Sulla base delle attenzioni coraniche per la condizione sociale della donna e del bambino
ne consegue che le pratiche contraccettive non sono proibite, né è proibito l’aborto, con tutta
una lunga casistica religioso-giuridica relativa, che va dalle necessità demografiche generali
sino a quelle specificatamente personali. Va da sé che tutta una lunga sequenza di regole, di
leggi, di posizioni giuridico-religiose relative pone i problemi della Bioetica su una
posizione differente da quella religiosa del mondo occidentale, tant’è che per l’Islam le
posizioni della Chiesa Cattolica in merito a certi aspetti della Bioetica sono considerate
troppo rigide.
2° punto) Il senso globale del comportamento musulmano risulta anche
dall’atteggiamento che deve avere nei confronti delle altre religioni secondo ciò che predica
il Corano.
(2º 62) Sì, i musulmani, gli ebrei, i Cristiani e i Sabei, chiunque ha creduto in Dio e nel
Giorno ultimo e compiuto opera buona, per costoro la loro ricompensa presso il Signore.

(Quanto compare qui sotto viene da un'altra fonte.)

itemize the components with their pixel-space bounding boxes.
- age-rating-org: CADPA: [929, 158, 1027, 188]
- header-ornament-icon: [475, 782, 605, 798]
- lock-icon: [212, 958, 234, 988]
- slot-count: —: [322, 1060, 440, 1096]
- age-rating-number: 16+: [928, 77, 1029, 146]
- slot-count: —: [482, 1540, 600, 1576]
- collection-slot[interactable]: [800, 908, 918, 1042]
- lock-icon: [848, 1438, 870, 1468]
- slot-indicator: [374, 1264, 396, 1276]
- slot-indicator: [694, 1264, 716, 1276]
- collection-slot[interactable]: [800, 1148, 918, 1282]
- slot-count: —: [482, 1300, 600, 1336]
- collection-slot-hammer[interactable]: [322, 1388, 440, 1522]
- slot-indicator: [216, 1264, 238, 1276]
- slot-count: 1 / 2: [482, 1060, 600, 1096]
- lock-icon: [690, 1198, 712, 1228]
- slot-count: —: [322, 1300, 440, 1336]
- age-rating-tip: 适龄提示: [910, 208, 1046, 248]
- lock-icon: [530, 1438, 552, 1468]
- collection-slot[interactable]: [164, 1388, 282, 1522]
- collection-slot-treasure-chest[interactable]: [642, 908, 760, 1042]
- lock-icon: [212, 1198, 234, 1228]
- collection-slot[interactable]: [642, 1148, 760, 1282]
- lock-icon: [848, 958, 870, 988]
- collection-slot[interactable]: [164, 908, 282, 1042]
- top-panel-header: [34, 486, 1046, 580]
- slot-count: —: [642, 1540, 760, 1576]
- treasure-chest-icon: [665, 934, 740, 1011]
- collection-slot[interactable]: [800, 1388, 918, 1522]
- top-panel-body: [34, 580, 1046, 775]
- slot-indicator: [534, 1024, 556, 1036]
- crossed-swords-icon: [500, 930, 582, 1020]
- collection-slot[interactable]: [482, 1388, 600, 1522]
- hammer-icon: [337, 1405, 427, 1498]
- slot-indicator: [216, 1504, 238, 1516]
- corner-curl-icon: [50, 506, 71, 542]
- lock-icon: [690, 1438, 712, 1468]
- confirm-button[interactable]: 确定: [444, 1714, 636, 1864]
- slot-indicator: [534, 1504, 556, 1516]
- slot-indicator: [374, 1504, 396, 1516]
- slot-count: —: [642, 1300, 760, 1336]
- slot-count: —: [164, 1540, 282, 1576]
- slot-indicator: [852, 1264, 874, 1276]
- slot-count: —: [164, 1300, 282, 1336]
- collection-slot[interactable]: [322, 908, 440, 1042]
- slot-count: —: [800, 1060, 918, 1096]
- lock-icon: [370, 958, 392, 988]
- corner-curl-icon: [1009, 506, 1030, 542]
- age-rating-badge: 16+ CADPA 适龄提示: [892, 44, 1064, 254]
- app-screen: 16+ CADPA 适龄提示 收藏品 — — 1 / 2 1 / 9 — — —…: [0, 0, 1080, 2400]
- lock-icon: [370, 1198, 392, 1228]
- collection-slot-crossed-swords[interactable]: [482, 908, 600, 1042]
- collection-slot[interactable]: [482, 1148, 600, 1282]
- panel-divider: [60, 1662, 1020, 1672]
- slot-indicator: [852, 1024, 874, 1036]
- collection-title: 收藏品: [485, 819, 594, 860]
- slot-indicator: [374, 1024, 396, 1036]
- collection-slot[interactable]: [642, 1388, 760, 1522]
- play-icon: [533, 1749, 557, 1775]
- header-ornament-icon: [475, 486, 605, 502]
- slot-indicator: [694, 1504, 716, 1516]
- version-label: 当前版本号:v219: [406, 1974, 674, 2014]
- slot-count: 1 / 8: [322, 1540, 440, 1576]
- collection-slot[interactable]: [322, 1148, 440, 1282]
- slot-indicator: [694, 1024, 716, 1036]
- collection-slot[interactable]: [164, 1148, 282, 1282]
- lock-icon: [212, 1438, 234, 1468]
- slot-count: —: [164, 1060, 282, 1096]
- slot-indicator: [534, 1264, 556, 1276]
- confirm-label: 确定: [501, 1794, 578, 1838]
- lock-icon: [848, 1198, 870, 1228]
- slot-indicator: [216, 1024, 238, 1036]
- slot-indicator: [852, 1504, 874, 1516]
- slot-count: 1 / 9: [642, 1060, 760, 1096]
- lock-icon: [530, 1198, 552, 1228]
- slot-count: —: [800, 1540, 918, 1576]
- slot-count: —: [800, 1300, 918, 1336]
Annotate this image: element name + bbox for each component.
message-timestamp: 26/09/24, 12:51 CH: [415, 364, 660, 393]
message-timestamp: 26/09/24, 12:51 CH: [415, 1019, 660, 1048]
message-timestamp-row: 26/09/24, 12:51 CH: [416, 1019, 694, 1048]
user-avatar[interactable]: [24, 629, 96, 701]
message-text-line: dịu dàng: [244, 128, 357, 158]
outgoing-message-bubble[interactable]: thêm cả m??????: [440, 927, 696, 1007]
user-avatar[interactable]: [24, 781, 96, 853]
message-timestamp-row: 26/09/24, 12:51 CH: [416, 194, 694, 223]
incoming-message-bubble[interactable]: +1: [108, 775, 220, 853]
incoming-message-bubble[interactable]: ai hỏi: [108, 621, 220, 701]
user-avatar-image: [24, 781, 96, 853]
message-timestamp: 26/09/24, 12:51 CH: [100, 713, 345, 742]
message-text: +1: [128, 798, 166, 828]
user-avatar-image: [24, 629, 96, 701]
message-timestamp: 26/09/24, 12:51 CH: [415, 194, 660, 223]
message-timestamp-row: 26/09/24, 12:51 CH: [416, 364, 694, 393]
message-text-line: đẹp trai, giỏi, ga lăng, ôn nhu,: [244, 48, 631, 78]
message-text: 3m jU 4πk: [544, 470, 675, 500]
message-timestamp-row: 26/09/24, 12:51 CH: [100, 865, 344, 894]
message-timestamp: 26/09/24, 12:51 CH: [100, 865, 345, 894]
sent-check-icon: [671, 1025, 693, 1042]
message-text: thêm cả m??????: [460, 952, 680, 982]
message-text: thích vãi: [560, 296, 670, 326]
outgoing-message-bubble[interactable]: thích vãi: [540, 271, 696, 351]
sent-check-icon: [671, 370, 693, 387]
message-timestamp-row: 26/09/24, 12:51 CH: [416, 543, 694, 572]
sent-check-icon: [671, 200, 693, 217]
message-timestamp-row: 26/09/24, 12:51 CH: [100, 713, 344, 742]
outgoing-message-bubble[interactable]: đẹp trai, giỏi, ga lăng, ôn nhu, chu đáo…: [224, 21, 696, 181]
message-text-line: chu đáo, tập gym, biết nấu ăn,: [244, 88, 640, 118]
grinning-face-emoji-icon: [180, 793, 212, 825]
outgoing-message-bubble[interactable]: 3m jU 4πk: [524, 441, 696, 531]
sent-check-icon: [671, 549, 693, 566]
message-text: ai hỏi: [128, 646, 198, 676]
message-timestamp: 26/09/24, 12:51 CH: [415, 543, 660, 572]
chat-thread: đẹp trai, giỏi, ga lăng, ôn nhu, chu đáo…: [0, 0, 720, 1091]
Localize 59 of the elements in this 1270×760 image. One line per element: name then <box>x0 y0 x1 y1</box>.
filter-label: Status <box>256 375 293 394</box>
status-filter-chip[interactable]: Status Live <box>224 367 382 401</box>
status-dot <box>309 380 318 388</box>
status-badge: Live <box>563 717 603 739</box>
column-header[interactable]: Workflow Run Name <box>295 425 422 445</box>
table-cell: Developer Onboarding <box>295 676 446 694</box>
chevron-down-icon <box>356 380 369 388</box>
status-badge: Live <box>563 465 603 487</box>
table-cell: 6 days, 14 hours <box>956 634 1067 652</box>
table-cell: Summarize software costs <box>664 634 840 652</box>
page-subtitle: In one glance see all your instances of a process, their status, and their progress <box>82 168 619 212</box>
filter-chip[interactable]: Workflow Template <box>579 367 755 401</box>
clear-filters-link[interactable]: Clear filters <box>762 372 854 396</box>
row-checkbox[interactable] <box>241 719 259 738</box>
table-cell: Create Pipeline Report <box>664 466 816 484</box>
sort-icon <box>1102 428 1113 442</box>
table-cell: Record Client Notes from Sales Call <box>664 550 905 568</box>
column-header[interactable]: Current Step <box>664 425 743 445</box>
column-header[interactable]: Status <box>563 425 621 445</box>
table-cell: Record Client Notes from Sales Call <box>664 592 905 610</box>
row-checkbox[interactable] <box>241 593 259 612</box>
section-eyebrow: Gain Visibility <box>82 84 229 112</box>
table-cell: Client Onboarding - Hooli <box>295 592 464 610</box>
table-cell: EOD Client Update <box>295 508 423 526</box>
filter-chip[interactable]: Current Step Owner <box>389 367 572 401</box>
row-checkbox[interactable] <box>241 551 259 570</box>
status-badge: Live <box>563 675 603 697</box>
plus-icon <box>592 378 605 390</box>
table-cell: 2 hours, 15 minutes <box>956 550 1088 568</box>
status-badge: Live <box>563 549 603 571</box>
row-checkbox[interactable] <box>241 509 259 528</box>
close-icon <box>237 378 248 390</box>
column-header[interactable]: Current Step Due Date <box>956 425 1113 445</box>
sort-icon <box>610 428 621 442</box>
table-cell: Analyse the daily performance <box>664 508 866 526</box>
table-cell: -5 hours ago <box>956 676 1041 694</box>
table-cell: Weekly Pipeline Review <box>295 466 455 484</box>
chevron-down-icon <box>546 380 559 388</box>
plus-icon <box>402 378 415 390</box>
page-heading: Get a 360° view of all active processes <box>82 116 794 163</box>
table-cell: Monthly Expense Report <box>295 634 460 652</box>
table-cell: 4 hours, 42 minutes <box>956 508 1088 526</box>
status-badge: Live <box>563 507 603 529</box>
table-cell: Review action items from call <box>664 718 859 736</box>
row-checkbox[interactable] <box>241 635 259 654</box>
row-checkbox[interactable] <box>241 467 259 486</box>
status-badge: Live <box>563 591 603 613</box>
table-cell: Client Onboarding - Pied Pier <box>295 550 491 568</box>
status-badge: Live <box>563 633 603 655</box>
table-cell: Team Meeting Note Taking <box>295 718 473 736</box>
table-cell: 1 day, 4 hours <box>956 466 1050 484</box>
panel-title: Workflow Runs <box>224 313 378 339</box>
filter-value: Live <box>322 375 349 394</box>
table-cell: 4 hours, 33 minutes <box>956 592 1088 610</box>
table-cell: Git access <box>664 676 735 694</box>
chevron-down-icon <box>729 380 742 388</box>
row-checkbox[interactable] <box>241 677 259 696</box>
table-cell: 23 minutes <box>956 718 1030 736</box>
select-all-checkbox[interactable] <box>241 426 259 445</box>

Su di essi nessun timore, e non verranno afflitti.
(2ª136) Dì: noi crediamo in Dio, in quel che ci ha rivelato, e in quello che ha rivelato ad
Abramo, a Ismaele, a Isacco, a Giacobbe, alle Tribù, in quel che è stato dato a Mosè e a
Gesù, e in quel che è stato dato ai profeti dal loro Signore: noi non facciamo differenza
alcuna con nessuno di loro. E a Lui noi siamo sottomessi.
(5º 68-69) Dì: Genti del Libro, sarete sul nulla fintanto che non seguirete la Thora, il
Vangelo e ciò che vi è stato rivelato dal vostro Signore [...]. Sì, i musulmani, gli Ebrei, i
Sabei, i Cristiani - chiunque crede in Dio e nel Giorno ultimo e compie opera buona -
nessun timore per loro e non verranno afflitti.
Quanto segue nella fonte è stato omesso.